In rule discovery in a database, a rule is expressed as CFD (Conditional Function Dependency) and, out of CFD rule candidates generated, a CFD rule(s) corresponding with contents of the database is(are) output. The following gives a brief survey of CFD which is to be the basis for understanding the invention.
CFD is a rule indicating that a functional dependency (abbreviated as FD) expressing dependency among data attributes, holds for a tuple set specified by a condition. CFD includes a conditional part and an antecedent (premise) part, which are on a left hand side (LHD) of the rule, and a consequent part on a right hand side (RHD) of the rule, to which attributes are respectively specified. The conditional part is also referred to as a conditional clause, and the dependency or consequent part is also referred to as a subordinate clause.
The conditional part specifies a subset of data (tuple set). The conditional part represents that an attribute X is of an attribute value x by using a notation ‘X=x’, where ‘x’ means that the attribute is of a specified value. Such representation of the attribute value is termed ‘constant’, in which a constant means a constant value, as an example.
The antecedent part of the rule includes specification of only an attribute. The attribute value not taking a specified value (that is, a wildcard indicating matching to any value), is expressed as ‘X=_’. Such representation of the attribute value is termed ‘variable’. Note that the ‘variable’ means ‘a variable’, as an example. ‘_’ is here termed ‘unnamed variable’.
There are two sorts of the consequent part. These are:    (A) The consequent part composed by specifying an attribute and an attribute value (see a rule 1 below, as an example); and    (B) the consequent part that specifies only an attribute (see a rule 2 below, as an example).
The consequent part is expressed,
in the case of (A), as ‘A=a’, for example, and
in the case of (B), as ‘A=_’, for an example. In the case where the consequent part includes specification of an attribute value, the antecedent part may be omitted. There may also be such a case where the antecedent part and the consequent part are composed by a plurality of attributes and respective attribute values specified. The following shows example rules:    Rule 1: X1→A (x1∥a)    Rule 2: X1, X2→A(x1, _∥_)
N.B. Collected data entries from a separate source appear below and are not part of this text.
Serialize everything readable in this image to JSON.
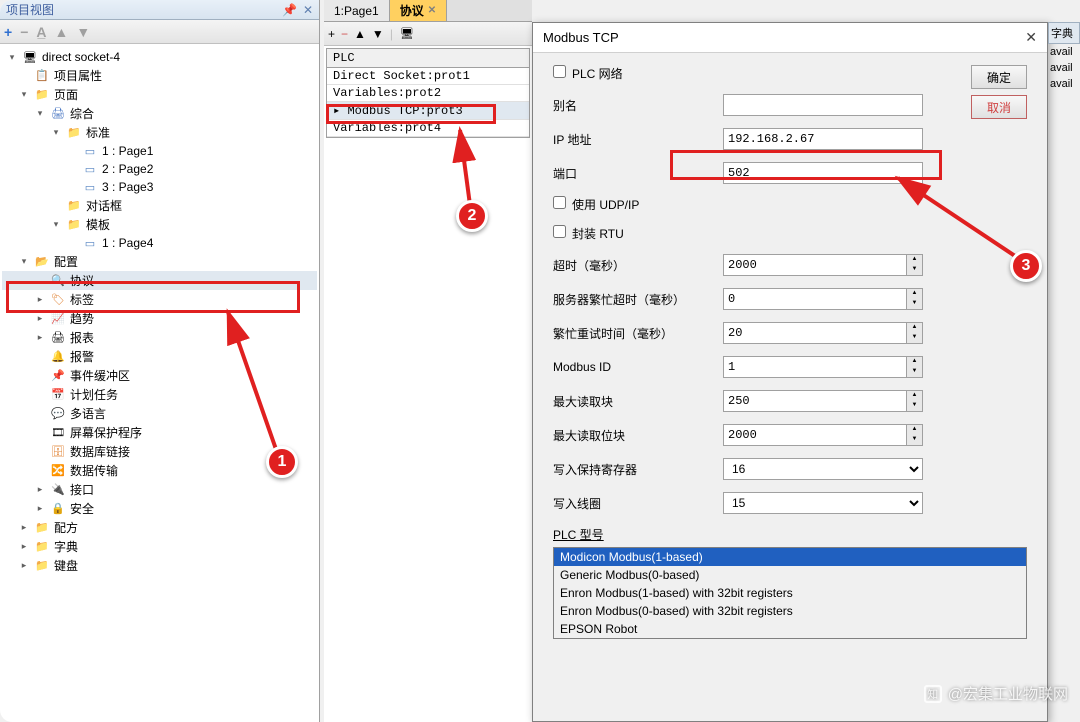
{
  "panel": {
    "title": "项目视图",
    "pin": "📌",
    "close": "✕"
  },
  "toolbarIcons": {
    "plus": "+",
    "minus": "−",
    "up": "▲",
    "down": "▼"
  },
  "tree": {
    "root": "direct socket-4",
    "projProps": "项目属性",
    "pages": "页面",
    "zonghe": "综合",
    "biaozhun": "标准",
    "page1": "1 : Page1",
    "page2": "2 : Page2",
    "page3": "3 : Page3",
    "duihuakuang": "对话框",
    "muban": "模板",
    "page4": "1 : Page4",
    "peizhi": "配置",
    "xieyi": "协议",
    "biaoqian": "标签",
    "qushi": "趋势",
    "baobiao": "报表",
    "baojing": "报警",
    "shijian": "事件缓冲区",
    "jihua": "计划任务",
    "duoyuyan": "多语言",
    "pingbao": "屏幕保护程序",
    "shujuku": "数据库链接",
    "shuju": "数据传输",
    "jiekou": "接口",
    "anquan": "安全",
    "peifang": "配方",
    "zidian": "字典",
    "jianpan": "键盘"
  },
  "tabs": {
    "tab1": "1:Page1",
    "tab2": "协议"
  },
  "plcList": {
    "header": "PLC",
    "r1": "Direct Socket:prot1",
    "r2": "Variables:prot2",
    "r3": "Modbus TCP:prot3",
    "r4": "Variables:prot4"
  },
  "dialog": {
    "title": "Modbus TCP",
    "plcNetwork": "PLC 网络",
    "alias": "别名",
    "aliasVal": "",
    "ipLabel": "IP 地址",
    "ipVal": "192.168.2.67",
    "portLabel": "端口",
    "portVal": "502",
    "useUdp": "使用 UDP/IP",
    "encapRtu": "封装 RTU",
    "timeout": "超时（毫秒）",
    "timeoutVal": "2000",
    "busyTimeout": "服务器繁忙超时（毫秒）",
    "busyTimeoutVal": "0",
    "retryTime": "繁忙重试时间（毫秒）",
    "retryTimeVal": "20",
    "modbusId": "Modbus ID",
    "modbusIdVal": "1",
    "maxReadBlock": "最大读取块",
    "maxReadBlockVal": "250",
    "maxReadBit": "最大读取位块",
    "maxReadBitVal": "2000",
    "writeHold": "写入保持寄存器",
    "writeHoldVal": "16",
    "writeCoil": "写入线圈",
    "writeCoilVal": "15",
    "plcModel": "PLC 型号",
    "models": {
      "m1": "Modicon Modbus(1-based)",
      "m2": "Generic Modbus(0-based)",
      "m3": "Enron Modbus(1-based) with 32bit registers",
      "m4": "Enron Modbus(0-based) with 32bit registers",
      "m5": "EPSON Robot"
    },
    "ok": "确定",
    "cancel": "取消"
  },
  "rightSliver": {
    "zidian": "字典",
    "a1": "avail",
    "a2": "avail",
    "a3": "avail"
  },
  "watermark": "@宏集工业物联网",
  "annot": {
    "n1": "1",
    "n2": "2",
    "n3": "3"
  }
}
The rule 1 is a rule that states: ‘If an attribute X1 is of an attribute value x1, the attribute A is of an attribute value a’. If the rule 1 is valid, it means that, for a tuple set matched to the conditional part, the consequent part is of a specified value. In short, in all tuples of the tuple set satisfying the condition X1=x1, t[A]=a, where t[A] indicates a tuple of the attribute A. Such a rule in which the consequent part is determined at a specified value is termed ‘constant CFD’ (Constant CFD).
The rule 2 is a rule that states: ‘If an attribute X1 is of an attribute value x1, the attribute A is determined in accordance with the attribute X2’. If the rule 2 is valid, it means that, in a tuple set matched to the conditional part, a dependency is present between the attributes specified by the antecedent part and the consequent part. That is, if, in any tuple pair t1 and t2 of the tuple set, satisfying the condition ‘X1=x1’, t1[X2]=t2[X2], then t1[A]=t2[A]. Such a rule in which the consequent part is not determined at a specified value but has a dependency between attributes is termed a ‘variable CFD’. That is, such CFD in which the right hand side of the pattern tuple ∥ is an ‘unnamed variable ‘_’ (Tp[A]=_), the rule is termed a variable CFD.
The symbol ‘∥’ in the pattern tuple (x1∥a) of the rule 1 separates the attribute value of X1 on the left hand side from the attribute value of A on the right hand side. Note that, although there is an instance where “(X1→A (x1∥a))” of the rule 1 is noted as “(x→A, (x∥a)”, such notations differ only as to the presence of comma and the outer parenthesis, the two obviously expressing the same rule. In similar manner, X1, X2→A(x1, _∥_) of the rule 2 is alternatively noted as ([X1, X2]→A, (x1, _∥_)).
As indices indicating the degree of effectiveness of CFD for given data, a support and confidence, for example, are used. The support is the number of tuples for which a conditional part and an antecedent part of a CFD are matched.
The confidence is the ratio of the number of tuples satisfying the CFD rule to the number of tuples for which a conditional part and an antecedent part are matched.
Given a plurality of CFDs, such CFD satisfying the two conditions of ‘left-reduced’ and ‘most general’ is termed ‘minimal’.
The following describes the meaning of ‘left-reduced’. Given a plurality of CFDs, a CFD, an attribute set of the left-hand side of which does not include an attribute set of the left hand side of any other CFD is said to be ‘left-reduced’.
For example, given the following rules 3 and 4:    Rule 3: X1, Y→A(x1, _∥_)    Rule 4: X1, X2, Y→A(x1, x2∥_)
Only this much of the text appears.